I am trying to load the 8m[rows] * 1k[columns] python dataframe into Mongo. For the performance improvement I have planned to use Mongo bulk operation.There will be update also I have to do in the collections on daily basis so that I used the upsert method of bulk operation. Below is the code which I have prepared,
def BulkLoad(self, Dataset):
counter = 0;
empty = '000'
columns = []
records = []
DataDict = {}
for col in Dataset.columns:
columns.append(col)
try:
db = self.getDatabase()
bulk = db.collection.initialize_ordered_bulk_op()

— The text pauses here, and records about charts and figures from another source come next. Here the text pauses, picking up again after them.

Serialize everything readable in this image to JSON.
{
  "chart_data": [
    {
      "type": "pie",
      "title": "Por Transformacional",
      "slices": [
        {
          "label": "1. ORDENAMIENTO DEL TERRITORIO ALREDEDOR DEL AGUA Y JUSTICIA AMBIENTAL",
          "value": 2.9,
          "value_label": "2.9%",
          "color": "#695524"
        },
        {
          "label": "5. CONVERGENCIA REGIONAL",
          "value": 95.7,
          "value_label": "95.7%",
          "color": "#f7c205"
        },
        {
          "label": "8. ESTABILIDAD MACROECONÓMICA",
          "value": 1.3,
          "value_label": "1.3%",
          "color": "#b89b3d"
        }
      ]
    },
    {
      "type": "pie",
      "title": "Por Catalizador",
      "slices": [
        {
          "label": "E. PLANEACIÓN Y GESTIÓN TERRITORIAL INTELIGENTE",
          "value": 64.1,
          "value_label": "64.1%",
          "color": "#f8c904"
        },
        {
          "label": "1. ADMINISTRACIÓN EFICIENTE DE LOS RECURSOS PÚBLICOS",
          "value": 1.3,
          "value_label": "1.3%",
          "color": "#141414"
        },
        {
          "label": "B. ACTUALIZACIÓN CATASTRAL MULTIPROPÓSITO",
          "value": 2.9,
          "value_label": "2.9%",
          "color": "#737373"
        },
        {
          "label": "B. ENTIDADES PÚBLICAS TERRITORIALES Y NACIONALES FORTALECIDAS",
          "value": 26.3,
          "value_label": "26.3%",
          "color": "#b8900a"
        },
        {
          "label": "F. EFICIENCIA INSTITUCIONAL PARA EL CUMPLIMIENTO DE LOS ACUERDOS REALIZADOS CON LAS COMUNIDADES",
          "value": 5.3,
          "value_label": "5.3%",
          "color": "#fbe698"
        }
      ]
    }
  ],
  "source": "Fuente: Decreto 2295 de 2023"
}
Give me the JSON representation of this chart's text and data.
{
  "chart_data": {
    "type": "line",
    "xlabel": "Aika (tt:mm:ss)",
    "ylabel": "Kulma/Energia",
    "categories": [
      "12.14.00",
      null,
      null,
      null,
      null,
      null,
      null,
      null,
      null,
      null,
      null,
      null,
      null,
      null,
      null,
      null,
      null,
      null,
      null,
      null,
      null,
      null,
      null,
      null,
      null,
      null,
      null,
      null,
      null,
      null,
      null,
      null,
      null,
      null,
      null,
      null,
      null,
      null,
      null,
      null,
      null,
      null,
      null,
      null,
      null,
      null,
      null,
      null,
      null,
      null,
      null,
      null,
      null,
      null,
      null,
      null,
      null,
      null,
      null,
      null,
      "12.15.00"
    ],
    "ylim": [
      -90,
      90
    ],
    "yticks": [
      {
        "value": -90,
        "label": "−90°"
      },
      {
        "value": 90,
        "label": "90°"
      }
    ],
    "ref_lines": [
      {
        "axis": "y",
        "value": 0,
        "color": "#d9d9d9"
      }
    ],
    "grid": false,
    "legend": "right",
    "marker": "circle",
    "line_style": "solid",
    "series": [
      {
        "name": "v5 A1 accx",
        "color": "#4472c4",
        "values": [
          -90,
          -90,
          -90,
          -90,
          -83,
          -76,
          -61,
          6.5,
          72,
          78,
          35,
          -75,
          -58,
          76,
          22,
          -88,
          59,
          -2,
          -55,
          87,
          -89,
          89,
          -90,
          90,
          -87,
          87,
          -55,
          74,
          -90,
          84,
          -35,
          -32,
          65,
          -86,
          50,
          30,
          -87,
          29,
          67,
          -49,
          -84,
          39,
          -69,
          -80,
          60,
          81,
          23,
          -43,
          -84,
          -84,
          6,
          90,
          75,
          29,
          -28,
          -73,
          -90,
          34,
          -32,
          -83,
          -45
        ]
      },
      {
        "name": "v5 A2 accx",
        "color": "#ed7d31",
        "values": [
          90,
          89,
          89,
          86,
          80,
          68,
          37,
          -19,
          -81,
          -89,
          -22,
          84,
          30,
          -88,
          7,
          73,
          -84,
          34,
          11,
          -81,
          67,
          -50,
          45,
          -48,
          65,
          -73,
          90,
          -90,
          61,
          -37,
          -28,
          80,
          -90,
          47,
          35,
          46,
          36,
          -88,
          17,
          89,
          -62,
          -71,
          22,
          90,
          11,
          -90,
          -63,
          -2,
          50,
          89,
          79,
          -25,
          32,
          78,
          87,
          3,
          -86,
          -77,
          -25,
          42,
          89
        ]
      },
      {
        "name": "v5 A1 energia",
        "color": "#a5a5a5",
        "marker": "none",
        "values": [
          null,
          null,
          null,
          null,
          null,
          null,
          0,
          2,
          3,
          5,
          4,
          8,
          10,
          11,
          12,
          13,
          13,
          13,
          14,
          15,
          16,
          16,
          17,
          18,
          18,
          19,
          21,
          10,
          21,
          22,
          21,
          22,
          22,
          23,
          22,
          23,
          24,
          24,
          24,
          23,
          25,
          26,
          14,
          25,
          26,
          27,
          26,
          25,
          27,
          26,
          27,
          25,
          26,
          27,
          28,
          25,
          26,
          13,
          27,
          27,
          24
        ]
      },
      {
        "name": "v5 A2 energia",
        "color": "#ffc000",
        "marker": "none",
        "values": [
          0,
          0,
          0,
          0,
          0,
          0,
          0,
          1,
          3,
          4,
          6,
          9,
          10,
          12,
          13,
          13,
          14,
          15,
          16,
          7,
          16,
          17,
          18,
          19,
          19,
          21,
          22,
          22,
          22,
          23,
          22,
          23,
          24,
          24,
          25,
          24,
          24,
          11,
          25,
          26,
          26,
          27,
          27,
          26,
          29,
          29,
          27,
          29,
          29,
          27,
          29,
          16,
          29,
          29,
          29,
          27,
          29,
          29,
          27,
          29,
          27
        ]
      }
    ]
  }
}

for j in range(len(Dataset)):
records.clear()
DataDict.clear()
DataDict.update(
{'CreatedBy': empty, 'ModifiedBy': empty, 'Value': Score})
for column in columns:
colValue = str(Dataset[column][j])
if (colValue == 'nan'):
colValue = colValue.replace('nan', '')
DataDict.update({column: colValue})
records.append(DataDict)
print("list is ",records)
Id = DataDict['Id']
Number = DataDict['Number']
print(DataDict)
bulk.find(
{'Id': Id, 'Number': Number}).upsert().update(
{
'$set': {'Id': Id, 'Number': Number,'Events':records}
})
counter += 1
if counter % 1000 == 0:
result = bulk.execute()
logging.info(pprint(result))
bulk = db.coll.initialize_ordered_bulk_op()
if counter % 1000 != 0:
result = bulk.execute()
logging.info(pprint(result))
except Exception as e:
logging.exception(e)
except BulkWriteError as bre:
logging.error(pprint(bre.details))
If I am loading the sample rows of 10 into Mongo collections, All the documents are having the same value of 10th row. I knew its because of python dictionary reference problem .
Can you please anyone give me suggestion on that ?